Today organisations and countries across the world observe No Alcohol Day. WHO Afro region will also gather in Johannesburg to deliberate the implementation of the Global Alcohol Strategy of 2010 by countries on the continent. And across the oceans public health advocates and researchers are gathering in Melbourne to share emerging evidence on health outcomes where governments like Russia, Scotland and Thailand introduced regulatory measures.
On this day individuals and countries have to reflect on the cultures of alcohol consumption and it’s harmful impact at individual, community and societal level.

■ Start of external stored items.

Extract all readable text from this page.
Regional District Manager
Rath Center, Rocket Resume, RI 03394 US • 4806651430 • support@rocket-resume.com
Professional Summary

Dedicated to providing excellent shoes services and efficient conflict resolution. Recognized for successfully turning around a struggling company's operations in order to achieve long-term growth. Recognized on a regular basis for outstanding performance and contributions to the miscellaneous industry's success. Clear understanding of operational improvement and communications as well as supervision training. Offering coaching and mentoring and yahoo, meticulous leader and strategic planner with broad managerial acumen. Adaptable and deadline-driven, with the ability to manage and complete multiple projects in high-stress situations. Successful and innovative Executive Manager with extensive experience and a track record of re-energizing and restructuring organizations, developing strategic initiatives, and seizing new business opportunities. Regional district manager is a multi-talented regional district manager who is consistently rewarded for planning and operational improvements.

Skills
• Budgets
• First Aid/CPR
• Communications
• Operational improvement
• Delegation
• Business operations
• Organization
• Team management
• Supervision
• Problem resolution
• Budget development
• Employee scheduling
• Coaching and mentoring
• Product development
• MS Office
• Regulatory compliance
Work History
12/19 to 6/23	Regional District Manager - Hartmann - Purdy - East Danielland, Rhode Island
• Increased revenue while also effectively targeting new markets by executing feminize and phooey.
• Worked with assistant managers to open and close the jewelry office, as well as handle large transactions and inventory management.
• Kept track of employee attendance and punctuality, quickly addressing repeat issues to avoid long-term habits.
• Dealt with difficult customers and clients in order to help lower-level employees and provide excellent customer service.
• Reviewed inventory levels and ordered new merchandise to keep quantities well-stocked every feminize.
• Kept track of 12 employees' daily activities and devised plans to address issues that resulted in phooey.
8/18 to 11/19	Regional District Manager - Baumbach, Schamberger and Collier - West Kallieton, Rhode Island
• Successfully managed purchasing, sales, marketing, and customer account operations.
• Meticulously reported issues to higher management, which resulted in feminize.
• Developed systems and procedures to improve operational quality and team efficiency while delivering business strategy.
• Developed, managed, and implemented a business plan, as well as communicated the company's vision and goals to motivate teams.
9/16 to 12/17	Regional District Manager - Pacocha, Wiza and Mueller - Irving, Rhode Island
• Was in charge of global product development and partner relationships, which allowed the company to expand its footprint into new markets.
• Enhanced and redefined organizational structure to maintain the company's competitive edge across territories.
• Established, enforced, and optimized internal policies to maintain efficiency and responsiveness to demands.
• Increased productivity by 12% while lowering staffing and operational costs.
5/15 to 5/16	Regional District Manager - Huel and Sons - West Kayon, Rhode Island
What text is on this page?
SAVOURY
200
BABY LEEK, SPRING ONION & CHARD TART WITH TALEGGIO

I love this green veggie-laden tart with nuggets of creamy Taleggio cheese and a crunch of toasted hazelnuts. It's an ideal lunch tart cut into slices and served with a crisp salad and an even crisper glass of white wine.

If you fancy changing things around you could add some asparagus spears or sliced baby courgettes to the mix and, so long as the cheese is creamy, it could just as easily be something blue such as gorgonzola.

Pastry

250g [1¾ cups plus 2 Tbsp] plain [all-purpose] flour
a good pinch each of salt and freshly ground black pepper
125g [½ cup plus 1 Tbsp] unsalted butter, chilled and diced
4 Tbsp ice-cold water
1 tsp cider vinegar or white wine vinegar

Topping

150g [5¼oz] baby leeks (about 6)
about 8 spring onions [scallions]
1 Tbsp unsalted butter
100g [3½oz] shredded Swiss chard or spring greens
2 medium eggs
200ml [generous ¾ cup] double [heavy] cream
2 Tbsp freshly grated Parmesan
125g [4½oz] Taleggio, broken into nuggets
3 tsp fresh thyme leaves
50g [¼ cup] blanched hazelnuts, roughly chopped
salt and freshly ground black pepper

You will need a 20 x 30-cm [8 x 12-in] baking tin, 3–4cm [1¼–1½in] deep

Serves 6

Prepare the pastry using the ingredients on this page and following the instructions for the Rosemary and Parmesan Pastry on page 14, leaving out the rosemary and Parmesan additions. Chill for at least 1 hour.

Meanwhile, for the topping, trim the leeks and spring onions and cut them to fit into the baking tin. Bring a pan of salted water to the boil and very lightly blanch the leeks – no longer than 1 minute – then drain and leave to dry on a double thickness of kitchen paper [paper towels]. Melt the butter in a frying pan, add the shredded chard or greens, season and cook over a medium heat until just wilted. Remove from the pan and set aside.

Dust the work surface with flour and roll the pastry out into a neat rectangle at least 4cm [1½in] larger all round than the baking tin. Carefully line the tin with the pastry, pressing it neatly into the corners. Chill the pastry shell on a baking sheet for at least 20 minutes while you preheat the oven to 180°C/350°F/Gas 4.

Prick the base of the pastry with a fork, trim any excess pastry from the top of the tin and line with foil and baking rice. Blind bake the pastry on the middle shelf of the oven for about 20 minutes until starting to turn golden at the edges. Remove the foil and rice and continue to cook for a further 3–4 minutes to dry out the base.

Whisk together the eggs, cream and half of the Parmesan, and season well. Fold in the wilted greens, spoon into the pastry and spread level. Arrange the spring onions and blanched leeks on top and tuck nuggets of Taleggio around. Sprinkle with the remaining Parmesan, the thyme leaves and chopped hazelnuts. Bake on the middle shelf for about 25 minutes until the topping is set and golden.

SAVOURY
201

- 3 million people died in 2016 attributable to alcohol
- 13.5% of pre-mature deaths amongst 20-38 year olds are attributed to alcohol
- Africa has the highest burden of disease and injury attributed to alcohol in the world
- 60% of women who report GBV say there abusers used alcohol at the time
- estimates of 5-35% of road traffic deaths are alcohol related
- 60% of current drinkers in sub-Saharan Africa are heavy drinkers
- evidence shows that advertising influences the age when children start drinking and the amounts of alcohol they drink
These statistics should be the impetus for urgent action. Alcohol is no ordinary commodity – it plays a role in interpersonal violence, gender based violence, road traffic crashes, reduced productivity, unsafe sex and severe chronic disorders such as liver cirrhosis, hepatitis, gastritis, and pancreatitis. Adolescent consumption impacts on their physiological, cognitive, emotional and behavioural development.
SAAPA calls on governments in sub-Saharan Africa to urgently introduce legislation that adopt WHO best buys – restrict advertising and marketing; increase the price; and restrict hours of sale and reduce density of outlets. Our economies desperately require the money being diverted to dealing with alcohol harm to be redirected to development to achieve Agenda 2030 and Agenda 63.